Reid will remain on its board following two decades of guiding the Rocks through a troubled conception in Edinburgh that was almost stymied by bankruptcy, to a move westward that pushed them towards safer and more stable ground.

However, in tandem with co-owner David Low, it will now fall to Smillie to resolve the not insignificant problem of delivering silverware on a regular basis. A laudable swathe of community involvement that sends players into schools weekly to preach healthy lifestyles will continue. But a single play-off title is a poor return from what has generally been a competitive budget, more so that the side have nine times been losers in major finals. Trophies, he asserted, will become paramount.

“I do not like losing. I want to be part of something successful here. I imagine it was important in the past but I want this franchise to get success. And it’s easy to measure. It’s shiny and silvery and you hold it up. You get a championship at the end of the season. It’s one of the things I like. In a lot of businesses, it’s hard to measure to success. Not so much here.”

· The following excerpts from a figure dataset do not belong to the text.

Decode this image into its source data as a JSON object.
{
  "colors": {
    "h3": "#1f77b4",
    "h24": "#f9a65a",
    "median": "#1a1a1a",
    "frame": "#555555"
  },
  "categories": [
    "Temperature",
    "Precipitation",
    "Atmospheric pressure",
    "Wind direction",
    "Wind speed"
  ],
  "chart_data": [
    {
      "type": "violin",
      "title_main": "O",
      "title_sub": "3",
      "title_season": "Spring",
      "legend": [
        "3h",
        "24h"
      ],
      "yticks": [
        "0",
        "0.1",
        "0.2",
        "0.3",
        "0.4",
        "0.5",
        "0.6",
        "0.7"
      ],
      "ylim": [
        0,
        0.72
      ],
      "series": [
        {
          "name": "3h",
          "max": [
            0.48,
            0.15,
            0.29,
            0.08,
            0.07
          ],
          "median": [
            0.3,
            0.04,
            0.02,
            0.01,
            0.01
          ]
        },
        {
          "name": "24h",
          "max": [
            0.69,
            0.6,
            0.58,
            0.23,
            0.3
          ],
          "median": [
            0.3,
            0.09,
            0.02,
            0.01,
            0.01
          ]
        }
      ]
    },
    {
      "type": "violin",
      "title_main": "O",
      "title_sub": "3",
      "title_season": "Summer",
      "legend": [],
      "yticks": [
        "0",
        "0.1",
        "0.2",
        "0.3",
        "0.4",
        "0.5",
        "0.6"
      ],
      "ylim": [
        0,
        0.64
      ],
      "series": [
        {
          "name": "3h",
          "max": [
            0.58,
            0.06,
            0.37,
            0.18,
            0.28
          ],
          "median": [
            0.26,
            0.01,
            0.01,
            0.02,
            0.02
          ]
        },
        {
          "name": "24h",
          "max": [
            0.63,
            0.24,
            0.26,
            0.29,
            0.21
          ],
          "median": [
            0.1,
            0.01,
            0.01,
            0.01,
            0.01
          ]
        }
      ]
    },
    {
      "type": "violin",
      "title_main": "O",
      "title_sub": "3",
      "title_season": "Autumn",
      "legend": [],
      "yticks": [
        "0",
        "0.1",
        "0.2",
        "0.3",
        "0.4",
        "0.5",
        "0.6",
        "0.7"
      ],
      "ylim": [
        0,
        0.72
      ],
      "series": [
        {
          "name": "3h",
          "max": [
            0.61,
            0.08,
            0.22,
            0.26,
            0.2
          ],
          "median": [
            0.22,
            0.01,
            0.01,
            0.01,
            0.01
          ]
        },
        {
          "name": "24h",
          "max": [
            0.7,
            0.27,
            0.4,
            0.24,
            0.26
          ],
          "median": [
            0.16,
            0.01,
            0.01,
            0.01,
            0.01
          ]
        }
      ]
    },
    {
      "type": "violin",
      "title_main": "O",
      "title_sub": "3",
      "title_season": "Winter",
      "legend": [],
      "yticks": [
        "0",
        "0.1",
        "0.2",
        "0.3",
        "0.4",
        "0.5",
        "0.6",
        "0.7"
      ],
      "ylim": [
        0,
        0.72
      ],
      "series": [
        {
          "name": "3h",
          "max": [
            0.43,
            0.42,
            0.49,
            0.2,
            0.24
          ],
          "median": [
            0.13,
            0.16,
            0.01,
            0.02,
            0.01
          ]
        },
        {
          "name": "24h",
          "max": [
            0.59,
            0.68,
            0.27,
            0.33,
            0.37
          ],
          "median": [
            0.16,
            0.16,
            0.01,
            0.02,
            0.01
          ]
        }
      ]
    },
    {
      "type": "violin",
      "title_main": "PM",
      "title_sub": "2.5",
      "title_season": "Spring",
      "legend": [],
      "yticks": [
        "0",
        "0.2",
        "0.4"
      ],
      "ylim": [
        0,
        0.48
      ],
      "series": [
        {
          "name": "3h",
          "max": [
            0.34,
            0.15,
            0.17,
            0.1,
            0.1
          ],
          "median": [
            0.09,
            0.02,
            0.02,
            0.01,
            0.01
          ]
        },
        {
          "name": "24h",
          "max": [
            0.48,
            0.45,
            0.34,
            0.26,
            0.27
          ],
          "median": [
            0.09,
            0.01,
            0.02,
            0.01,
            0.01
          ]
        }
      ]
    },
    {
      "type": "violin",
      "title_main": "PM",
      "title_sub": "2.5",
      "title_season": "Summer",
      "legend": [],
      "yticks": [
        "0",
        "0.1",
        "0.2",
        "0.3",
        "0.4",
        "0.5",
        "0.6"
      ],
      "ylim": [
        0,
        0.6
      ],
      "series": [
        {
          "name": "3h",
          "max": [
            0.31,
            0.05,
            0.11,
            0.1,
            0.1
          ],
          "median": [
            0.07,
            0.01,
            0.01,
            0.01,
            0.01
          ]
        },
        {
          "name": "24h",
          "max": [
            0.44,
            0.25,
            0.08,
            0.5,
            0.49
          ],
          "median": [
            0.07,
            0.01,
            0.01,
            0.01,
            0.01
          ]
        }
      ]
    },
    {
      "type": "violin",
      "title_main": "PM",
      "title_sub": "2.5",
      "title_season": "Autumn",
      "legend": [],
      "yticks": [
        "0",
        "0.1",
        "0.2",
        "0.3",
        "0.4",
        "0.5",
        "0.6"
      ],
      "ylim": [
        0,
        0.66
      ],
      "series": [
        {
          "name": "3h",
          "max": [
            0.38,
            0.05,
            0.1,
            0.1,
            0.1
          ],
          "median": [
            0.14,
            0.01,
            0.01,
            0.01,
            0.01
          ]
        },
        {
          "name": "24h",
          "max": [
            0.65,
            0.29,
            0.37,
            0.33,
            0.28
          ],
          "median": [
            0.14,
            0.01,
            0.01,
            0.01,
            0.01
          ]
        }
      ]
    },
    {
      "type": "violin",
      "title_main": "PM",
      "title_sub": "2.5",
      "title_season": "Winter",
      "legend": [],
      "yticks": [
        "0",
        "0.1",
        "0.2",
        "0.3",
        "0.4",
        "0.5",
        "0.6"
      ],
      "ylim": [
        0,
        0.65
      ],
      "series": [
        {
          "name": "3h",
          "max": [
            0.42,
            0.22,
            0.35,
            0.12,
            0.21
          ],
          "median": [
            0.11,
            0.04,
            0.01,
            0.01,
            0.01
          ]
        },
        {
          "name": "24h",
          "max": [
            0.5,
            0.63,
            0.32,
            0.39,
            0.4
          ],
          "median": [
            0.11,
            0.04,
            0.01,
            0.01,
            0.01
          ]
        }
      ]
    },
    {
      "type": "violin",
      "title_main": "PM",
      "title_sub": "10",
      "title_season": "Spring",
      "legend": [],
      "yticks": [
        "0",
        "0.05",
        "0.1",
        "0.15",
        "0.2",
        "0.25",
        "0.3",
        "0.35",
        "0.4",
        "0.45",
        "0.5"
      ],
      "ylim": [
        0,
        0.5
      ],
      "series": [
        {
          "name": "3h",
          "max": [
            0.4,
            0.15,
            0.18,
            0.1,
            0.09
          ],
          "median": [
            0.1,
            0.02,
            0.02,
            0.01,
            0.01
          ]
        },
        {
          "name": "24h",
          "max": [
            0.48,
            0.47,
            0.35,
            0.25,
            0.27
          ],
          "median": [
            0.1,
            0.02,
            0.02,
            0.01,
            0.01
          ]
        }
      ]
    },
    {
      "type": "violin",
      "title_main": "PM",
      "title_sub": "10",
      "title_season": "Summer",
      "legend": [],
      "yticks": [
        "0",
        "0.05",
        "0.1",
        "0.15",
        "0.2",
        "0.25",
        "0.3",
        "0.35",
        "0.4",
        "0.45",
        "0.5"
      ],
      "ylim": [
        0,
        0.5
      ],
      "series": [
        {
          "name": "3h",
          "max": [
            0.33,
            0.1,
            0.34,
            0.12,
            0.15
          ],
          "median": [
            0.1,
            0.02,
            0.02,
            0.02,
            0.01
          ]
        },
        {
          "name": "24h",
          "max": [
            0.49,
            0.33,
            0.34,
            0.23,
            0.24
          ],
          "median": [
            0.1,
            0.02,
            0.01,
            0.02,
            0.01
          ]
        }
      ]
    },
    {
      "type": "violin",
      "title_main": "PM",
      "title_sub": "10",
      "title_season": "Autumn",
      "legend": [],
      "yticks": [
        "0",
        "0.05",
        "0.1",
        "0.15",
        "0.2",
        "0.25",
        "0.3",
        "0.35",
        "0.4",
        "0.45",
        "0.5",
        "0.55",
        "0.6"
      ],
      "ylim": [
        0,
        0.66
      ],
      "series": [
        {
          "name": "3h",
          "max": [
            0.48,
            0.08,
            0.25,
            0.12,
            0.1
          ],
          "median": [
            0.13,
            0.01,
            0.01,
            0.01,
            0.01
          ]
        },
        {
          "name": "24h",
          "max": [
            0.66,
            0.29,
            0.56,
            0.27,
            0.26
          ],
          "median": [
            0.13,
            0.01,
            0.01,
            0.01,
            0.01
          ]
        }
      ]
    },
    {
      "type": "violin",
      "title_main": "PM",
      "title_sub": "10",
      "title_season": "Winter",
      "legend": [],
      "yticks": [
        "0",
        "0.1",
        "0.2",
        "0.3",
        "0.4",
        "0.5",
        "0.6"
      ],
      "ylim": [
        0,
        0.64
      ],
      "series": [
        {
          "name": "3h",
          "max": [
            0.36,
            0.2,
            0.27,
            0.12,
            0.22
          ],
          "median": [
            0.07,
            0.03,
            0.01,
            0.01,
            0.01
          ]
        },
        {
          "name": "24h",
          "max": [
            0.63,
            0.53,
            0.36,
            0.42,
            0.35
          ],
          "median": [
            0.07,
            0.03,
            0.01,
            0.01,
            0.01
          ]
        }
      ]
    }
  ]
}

Davis, appropriately, received an immediate vote of confidence. With one year left on his current contract, he will be given time to impress and – Smillie pledged – the extra resources he has craved. The Rocks briefly looked like championship contenders this term before a spate of injuries proved fatal. A little extra, the American has argued, would go a long way.

And an enlarged squad will be essential if one of the newcomer’s other goals is to be realised. “First things first,” Smillie cautioned. “We want to be the best team in this league. But my ultimate ambition for this franchise is to play in some European format. I can’t put a timeline on it. But it’s absolutely my ambition to go into European basketball.”

One step at a time. Reid has witnessed the fortunes of the BBL ebb and flow, from a boom of arena-based franchises living beyond their means, to the inevitable bust and retrenchment. A modest TV deal with the BBC and the involvement of snooker and darts magnet Barry Hearn in a new pre-season venture are symptoms of a modest recovery. No-one is getting rich, just yet, but it is no longer a money pit with black smoke funnelling out.

“There’s been a few false dawns for basketball,” Smillie acknowledged. “I got into watching it on Channel 4 in the eighties with guys like Alton Byrd. I used to enjoy watching it. It was always going to be the next big sport. Forget the States but you see how big it is elsewhere in Europe. It feels like a good time to invest.”